Les différents syndromes ont des modèles d'héritage différents. La dysplasie ectodermique anhidrotique, par exemple, implique généralement une transmission récessive liée à l'X, avec une manifestation partielle chez les femmes. Cependant, il peut également être transmis sous forme de trait autosomique dominant ou récessif. Les troubles récessifs liés à l'X sont des affections codées sur le chromosome X. Les femelles ont deux chromosomes X, mais les mâles ont un chromosome X et un chromosome Y. Par conséquent, chez les femmes, les caractères de la maladie sur le chromosome X peuvent être masqués par le gène normal de l'autre chromosome X. Comme les mâles ne possèdent qu'un chromosome X, s'ils héritent d'un gène pour une maladie présente sur le X, celui-ci sera exprimé. Les hommes atteints de troubles liés à l'X transmettent le gène à toutes leurs filles, qui sont porteuses, mais jamais à leurs fils. Les femmes porteuses d'un trouble lié à l'X courent 50% des risques de transmettre la maladie à leurs filles et 50% du risque de transmettre la maladie à leurs fils. Les syndromes présentant ce schéma ont tendance à être plus graves.
Le syndrome de Rapp-Hodgkin, par comparaison, est un trouble autosomique dominant.

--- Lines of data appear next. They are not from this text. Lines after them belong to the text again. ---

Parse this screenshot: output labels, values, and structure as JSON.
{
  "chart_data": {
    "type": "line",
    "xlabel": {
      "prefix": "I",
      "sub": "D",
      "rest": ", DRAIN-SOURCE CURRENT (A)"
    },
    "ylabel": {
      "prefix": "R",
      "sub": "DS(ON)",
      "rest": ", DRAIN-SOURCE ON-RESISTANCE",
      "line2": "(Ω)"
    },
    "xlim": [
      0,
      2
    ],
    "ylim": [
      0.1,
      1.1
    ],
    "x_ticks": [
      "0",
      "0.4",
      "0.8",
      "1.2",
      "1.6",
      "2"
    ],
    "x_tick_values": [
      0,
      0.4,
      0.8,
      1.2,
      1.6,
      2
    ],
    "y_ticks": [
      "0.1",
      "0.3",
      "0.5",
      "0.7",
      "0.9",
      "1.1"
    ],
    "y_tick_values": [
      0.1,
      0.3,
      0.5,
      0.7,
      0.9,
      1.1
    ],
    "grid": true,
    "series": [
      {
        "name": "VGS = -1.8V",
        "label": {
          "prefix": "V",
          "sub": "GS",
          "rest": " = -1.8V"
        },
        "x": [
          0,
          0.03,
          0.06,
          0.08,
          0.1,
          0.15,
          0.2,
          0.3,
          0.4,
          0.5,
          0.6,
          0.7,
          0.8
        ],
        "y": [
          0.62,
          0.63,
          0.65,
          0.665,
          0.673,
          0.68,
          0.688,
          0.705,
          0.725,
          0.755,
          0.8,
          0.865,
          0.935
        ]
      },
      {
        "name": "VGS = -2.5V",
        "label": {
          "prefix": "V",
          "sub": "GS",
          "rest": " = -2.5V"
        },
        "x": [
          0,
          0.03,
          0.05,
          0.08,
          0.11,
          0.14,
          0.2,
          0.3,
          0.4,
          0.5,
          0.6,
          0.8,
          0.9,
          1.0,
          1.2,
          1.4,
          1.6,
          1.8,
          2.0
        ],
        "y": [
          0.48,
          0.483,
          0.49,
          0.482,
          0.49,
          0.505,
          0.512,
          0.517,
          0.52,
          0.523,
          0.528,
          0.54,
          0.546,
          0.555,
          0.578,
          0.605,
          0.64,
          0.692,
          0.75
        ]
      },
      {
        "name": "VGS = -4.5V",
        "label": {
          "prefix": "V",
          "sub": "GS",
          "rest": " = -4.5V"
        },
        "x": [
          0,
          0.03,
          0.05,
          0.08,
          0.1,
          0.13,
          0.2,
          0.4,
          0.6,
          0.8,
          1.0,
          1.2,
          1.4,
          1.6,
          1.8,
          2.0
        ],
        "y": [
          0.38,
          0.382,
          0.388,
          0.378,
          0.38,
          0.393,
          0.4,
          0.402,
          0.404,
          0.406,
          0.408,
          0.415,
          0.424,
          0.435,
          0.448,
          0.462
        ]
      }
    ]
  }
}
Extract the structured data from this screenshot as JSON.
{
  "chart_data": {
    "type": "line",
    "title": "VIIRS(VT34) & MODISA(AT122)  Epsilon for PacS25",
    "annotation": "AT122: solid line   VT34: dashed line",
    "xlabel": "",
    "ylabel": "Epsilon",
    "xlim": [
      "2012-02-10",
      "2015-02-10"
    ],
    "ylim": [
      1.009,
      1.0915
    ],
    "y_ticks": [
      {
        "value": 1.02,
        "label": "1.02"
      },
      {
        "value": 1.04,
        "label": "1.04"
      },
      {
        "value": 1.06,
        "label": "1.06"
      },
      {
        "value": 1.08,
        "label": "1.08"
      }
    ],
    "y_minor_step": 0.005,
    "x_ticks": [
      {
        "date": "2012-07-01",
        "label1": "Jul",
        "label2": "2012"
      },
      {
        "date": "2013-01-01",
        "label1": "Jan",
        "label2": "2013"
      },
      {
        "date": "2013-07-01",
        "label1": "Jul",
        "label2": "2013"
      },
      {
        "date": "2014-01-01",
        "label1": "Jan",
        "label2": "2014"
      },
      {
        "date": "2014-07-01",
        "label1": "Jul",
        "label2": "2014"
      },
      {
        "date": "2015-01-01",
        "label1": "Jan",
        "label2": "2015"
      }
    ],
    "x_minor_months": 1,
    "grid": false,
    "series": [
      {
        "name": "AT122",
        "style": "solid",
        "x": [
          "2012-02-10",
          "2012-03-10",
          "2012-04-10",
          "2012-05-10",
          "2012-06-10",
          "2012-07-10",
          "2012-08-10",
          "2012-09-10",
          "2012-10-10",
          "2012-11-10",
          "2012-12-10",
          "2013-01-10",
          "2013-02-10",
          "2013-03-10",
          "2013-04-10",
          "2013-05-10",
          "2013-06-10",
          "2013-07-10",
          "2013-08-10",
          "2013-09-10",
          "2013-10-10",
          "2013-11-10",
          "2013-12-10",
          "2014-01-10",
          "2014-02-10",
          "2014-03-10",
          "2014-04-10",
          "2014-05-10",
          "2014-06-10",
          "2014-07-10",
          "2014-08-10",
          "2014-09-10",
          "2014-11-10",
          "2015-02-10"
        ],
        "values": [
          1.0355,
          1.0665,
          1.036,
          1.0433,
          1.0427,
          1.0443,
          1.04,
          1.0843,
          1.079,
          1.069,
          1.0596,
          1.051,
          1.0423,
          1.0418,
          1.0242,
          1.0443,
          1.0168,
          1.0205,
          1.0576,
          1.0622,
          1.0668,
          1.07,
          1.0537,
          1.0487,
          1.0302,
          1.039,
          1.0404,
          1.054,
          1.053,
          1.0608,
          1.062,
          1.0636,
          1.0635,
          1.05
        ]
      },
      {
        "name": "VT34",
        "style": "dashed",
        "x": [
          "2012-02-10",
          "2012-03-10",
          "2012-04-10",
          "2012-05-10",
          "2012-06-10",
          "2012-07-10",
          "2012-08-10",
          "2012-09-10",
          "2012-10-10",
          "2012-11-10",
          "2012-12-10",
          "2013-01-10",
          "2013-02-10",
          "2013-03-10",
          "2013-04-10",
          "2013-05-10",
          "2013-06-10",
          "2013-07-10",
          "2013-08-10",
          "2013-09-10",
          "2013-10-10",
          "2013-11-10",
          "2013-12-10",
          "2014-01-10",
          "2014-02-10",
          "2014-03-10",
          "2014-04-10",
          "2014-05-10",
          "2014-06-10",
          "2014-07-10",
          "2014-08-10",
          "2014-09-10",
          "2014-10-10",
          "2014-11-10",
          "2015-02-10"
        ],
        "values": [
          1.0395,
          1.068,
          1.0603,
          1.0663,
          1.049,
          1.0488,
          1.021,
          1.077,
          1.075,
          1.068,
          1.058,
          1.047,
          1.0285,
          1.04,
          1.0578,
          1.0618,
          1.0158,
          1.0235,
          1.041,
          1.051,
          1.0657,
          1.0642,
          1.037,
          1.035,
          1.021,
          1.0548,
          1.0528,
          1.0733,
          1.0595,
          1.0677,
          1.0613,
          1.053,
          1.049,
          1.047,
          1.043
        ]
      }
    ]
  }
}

Dans les troubles dominants, une seule copie du gène de la maladie (reçue de la mère ou du père) sera exprimée en "dominant" l'autre gène normal et entraînera l'apparition de la maladie. Le risque de transmission de la maladie d'un parent affecté à sa progéniture est de 50% pour chaque grossesse, quel que soit le sexe de l'enfant obtenu.
Le gène d'une forme de dysplasie ectodermique connu sous le nom de dysplasie ectodermique hypohidrotique (HED) a été localisé. Les chercheurs envisagent d'étudier la fonction du gène et d'étudier le rôle des protéines codées par le H.E.D. gène Cette identification génétique conduira à un test de statut de porteur.